Please refer to Sustainability integration at IWC.

No consideration of sustainability adverse impacts

IWC IP seeks to carry out all investments in a manner that is socially responsible and environmentally sound, based on a rigorous ESG framework, integrated throughout an investment lifecycle (due diligence, investment decision, holding and exit). While IWC IP is integrating a comprehensive set of sustainability risk indicators in our due diligence, investment selection and advice processes, including many of the indicators listed in Tables 1, 2, and 3 of Annex I of the draft Regulatory Technical Standards, supplementing Regulation (EU) 2019/2088 on sustainability-related disclosures in the financial services sector (SFDR), we are not yet integrating all the principal adverse sustainability impacts as listed in the aforementioned tables.

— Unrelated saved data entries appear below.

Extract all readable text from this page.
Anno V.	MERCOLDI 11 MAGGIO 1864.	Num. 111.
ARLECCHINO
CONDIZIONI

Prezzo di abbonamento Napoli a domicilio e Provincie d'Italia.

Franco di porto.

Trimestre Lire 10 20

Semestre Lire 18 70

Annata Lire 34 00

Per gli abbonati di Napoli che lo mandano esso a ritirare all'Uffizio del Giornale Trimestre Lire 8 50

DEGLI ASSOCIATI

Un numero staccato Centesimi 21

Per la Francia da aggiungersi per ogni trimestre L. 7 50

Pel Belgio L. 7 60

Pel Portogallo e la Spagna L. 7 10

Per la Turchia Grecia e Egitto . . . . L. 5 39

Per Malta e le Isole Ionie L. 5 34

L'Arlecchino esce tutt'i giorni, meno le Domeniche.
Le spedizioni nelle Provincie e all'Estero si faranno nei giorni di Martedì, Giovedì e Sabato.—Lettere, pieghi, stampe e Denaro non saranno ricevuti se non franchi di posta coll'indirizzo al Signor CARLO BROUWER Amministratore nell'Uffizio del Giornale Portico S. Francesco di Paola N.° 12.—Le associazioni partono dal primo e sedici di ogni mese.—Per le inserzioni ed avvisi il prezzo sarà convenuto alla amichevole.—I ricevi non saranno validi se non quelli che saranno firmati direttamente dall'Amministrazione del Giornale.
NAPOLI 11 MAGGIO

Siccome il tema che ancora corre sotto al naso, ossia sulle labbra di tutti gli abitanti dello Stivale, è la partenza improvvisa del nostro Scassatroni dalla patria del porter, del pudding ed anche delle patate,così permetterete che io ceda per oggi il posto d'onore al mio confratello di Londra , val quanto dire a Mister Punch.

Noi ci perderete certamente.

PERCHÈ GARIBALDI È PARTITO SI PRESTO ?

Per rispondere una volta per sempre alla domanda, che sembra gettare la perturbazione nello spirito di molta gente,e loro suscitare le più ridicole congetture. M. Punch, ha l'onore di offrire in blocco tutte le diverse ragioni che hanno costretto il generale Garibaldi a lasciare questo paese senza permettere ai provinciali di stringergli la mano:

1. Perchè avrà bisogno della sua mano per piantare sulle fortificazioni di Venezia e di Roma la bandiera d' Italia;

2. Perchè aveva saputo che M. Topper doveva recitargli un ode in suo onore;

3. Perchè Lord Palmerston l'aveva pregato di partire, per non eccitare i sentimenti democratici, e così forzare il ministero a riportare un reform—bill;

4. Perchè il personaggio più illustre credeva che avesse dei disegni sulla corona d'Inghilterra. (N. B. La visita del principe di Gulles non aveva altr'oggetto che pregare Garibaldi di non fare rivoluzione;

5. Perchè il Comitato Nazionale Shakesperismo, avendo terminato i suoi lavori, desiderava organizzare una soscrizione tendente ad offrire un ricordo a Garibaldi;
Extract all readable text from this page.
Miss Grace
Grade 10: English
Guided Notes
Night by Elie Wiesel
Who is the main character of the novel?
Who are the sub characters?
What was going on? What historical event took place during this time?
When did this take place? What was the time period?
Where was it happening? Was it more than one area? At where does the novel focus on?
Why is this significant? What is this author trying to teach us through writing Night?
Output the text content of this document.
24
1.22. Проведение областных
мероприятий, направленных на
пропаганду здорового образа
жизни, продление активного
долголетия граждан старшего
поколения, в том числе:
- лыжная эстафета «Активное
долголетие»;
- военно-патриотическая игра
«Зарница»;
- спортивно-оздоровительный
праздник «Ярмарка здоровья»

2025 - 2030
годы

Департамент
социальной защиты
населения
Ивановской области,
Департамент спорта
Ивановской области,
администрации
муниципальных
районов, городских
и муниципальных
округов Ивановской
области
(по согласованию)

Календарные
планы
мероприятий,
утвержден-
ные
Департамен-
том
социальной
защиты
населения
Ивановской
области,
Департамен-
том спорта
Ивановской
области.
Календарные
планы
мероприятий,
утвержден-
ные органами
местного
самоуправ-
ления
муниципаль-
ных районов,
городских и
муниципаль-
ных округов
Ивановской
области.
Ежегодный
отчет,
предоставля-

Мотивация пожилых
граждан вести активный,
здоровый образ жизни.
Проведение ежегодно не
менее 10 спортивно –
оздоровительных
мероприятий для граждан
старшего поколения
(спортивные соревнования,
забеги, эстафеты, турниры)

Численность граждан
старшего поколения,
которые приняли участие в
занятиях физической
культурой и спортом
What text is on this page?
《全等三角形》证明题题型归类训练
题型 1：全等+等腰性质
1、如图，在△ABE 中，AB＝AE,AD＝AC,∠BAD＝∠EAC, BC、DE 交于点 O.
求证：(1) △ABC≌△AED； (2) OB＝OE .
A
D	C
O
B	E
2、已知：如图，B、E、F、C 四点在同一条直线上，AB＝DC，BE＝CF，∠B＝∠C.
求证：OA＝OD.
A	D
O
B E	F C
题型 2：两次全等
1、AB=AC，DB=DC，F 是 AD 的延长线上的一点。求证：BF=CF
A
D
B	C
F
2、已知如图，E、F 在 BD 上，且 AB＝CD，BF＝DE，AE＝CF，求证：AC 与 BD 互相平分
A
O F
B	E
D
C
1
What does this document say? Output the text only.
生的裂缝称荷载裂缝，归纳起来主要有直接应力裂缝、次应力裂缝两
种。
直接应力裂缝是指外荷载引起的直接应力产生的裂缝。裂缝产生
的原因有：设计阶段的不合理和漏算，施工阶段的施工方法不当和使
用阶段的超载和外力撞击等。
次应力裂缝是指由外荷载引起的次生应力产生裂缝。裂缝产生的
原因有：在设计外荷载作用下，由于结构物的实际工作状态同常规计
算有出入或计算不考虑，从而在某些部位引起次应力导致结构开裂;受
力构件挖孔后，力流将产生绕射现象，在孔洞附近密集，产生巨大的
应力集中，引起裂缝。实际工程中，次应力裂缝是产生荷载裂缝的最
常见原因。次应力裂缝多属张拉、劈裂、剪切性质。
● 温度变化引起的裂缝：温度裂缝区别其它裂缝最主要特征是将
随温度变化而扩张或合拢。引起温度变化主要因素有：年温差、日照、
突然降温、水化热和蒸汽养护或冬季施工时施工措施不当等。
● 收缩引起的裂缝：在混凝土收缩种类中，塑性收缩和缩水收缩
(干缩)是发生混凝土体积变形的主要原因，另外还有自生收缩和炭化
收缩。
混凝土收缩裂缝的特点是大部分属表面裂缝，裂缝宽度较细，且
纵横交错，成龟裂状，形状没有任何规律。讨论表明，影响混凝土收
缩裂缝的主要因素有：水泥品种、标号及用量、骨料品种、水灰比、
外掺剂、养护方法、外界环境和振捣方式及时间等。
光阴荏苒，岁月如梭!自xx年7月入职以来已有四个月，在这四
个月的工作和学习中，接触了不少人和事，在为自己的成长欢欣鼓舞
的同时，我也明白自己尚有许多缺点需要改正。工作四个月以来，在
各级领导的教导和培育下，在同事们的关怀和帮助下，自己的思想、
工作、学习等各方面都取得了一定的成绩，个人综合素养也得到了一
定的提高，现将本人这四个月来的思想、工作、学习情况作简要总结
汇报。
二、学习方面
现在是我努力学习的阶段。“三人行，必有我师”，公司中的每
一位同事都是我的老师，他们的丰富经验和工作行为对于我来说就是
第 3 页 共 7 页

However, although we are exempt from the mandatory integration of the principal adverse impacts of investment decisions on sustainability factors (SFDR, Art.4, (3)-(4)), we think those are important and the market will eventually synchronize around their integration. Therefore, we are in the process of reviewing and revising relevant internal policies and procedures, in order to implement the full scope of indicators listed in Table 1 of Annex I and selected indicators listed in Tables 2 and 3 of the same Annex I, in our due diligence, investment selection, and investment management processes. A process we envision finalizing by the end of 2021, thus start considering the principal adverse impacts of investment decisions on sustainability factors listed in the SFDR’s Annex I, Table 1 and selected indicators of Tables 2 and 3, in 2022. And thus, start publishing the resulting summary of policies and indicators performance in 2022 and 2023, respectively, per the SFDR’s requirements.

Remuneration Policy and the integration of sustainability risks

IWC Investment Partners A/S’ (IWC IP) does not encourage or reward an excessive assumption of sustainability risks according to its Remuneration Policy. Said policy is therefore consistent with the integration of sustainability risks.